Example: search intent (type = "search_intent")

{
"type": "search_intent",
"keyword": "fashion",
"primary_intent": "commercial",
"intent_distribution": {
"commercial": 15,
"informational": 8,
"transactional": 2,
"navigational": 0,
"mixed": 5
},
"competition_level": "medium",
"categories": [
{
"category": "fashion",
"relevance_score": 0.85,
"matched_keywords": 17
}
],
"top_related_terms": [
{"term": "outfit", "frequency": 12},
{"term": "style", "frequency": 8}
],
"insights": {
"is_commercial": true,
"is_informational": false,
"has_long_tail_opportunities": true,
"competition_advantage": false
},
"long_tail_ratio": 0.6,
"avg_word_count": 2.8,
"total_keywords_analyzed": 30,
"scraped_at": "2026-01-24T10:30:00.000000+00:00"
}

Field descriptions:

  • type (string, required): Always "search_intent"
  • primary_intent (string, required): Main intent: "commercial", "informational", "transactional", "navigational", or "mixed"
  • intent_distribution (object, required): Count of keywords by intent type
  • competition_level (string, required): "high", "medium", or "low" (based on keyword specificity)
  • categories (array, optional): Detected Pinterest categories with relevance scores
  • top_related_terms (array, optional): Most common words across all keywords
  • insights (object, required): Actionable insights (is_commercial, has_long_tail_opportunities, etc.)
  • long_tail_ratio (number, required): Ratio of long-tail keywords (3+ words)
  • avg_word_count (number, required): Average words per keyword
  • total_keywords_analyzed (number, required): Total keywords analyzed
{
"type": "related_trends",
"keyword": "home decor",
"related_trends": [
"Ideas",
"Diy",
"Rustic",
"Earthy cottage",
"Cozy",
"Aesthetic"
],
"trend_count": 6,
"status": "ok",
"scraped_at": "2026-03-11T00:32:33.009664+00:00"
}

Field descriptions:

  • type (string): Always "related_trends"
  • related_trends (array): Micro-niche keywords from Pinterest search bubbles (same as top-level related_trends in the consolidated output)
  • trend_count (number): Number of micro-niches found
  • status (string, optional): "ok", "empty", "failed", or "rate_limited" (Apify runs)
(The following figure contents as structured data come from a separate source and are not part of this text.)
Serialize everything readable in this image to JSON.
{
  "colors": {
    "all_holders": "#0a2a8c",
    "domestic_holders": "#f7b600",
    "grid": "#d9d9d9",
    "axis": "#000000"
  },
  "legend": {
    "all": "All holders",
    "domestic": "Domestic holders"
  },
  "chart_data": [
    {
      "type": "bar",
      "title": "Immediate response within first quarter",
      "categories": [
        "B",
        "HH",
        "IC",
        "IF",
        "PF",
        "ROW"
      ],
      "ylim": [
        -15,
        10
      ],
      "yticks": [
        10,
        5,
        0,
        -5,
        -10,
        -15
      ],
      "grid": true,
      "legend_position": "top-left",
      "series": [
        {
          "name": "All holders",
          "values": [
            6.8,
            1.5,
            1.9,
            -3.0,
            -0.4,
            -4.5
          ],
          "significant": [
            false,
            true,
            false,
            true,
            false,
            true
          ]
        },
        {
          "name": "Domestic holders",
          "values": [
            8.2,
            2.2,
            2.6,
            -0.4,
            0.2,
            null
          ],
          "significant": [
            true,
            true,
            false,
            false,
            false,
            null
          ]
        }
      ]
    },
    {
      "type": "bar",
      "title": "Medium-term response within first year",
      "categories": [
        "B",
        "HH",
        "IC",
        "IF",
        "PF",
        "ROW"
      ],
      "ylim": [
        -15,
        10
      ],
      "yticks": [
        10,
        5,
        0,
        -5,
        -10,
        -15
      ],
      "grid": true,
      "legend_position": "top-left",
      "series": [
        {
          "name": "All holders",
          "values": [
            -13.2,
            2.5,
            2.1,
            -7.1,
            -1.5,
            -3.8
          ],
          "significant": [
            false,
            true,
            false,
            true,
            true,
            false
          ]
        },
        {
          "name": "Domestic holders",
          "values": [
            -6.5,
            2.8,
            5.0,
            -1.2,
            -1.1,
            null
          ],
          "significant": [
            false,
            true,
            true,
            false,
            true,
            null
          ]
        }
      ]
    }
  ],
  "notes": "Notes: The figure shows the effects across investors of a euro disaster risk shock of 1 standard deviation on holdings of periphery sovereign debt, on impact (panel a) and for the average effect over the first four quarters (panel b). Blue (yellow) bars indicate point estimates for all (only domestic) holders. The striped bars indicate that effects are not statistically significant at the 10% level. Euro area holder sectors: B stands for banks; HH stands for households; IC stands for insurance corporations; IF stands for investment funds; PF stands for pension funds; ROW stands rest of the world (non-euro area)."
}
Note: In the consolidated output (e.g. from the local runner or exported dataset), related_trends is a top-level array; in the Apify dataset it also appears as a single record of type "related_trends" for the Hidden Micro-Niches view.

Data guarantees & handling

  • Best-effort extraction: Fields may vary by region/session/availability/UI experiments. Some pins may not have destination links (internal Pinterest content).
  • Optional fields: Always null-check in downstream code. Email extraction depends on content availability.
  • Deduplication: Recommend using type + ":" + (pin_id | item | keyword) as idempotency key.
  • Data validation: All pin data is validated before being pushed to the dataset. Invalid data is skipped with detailed logging.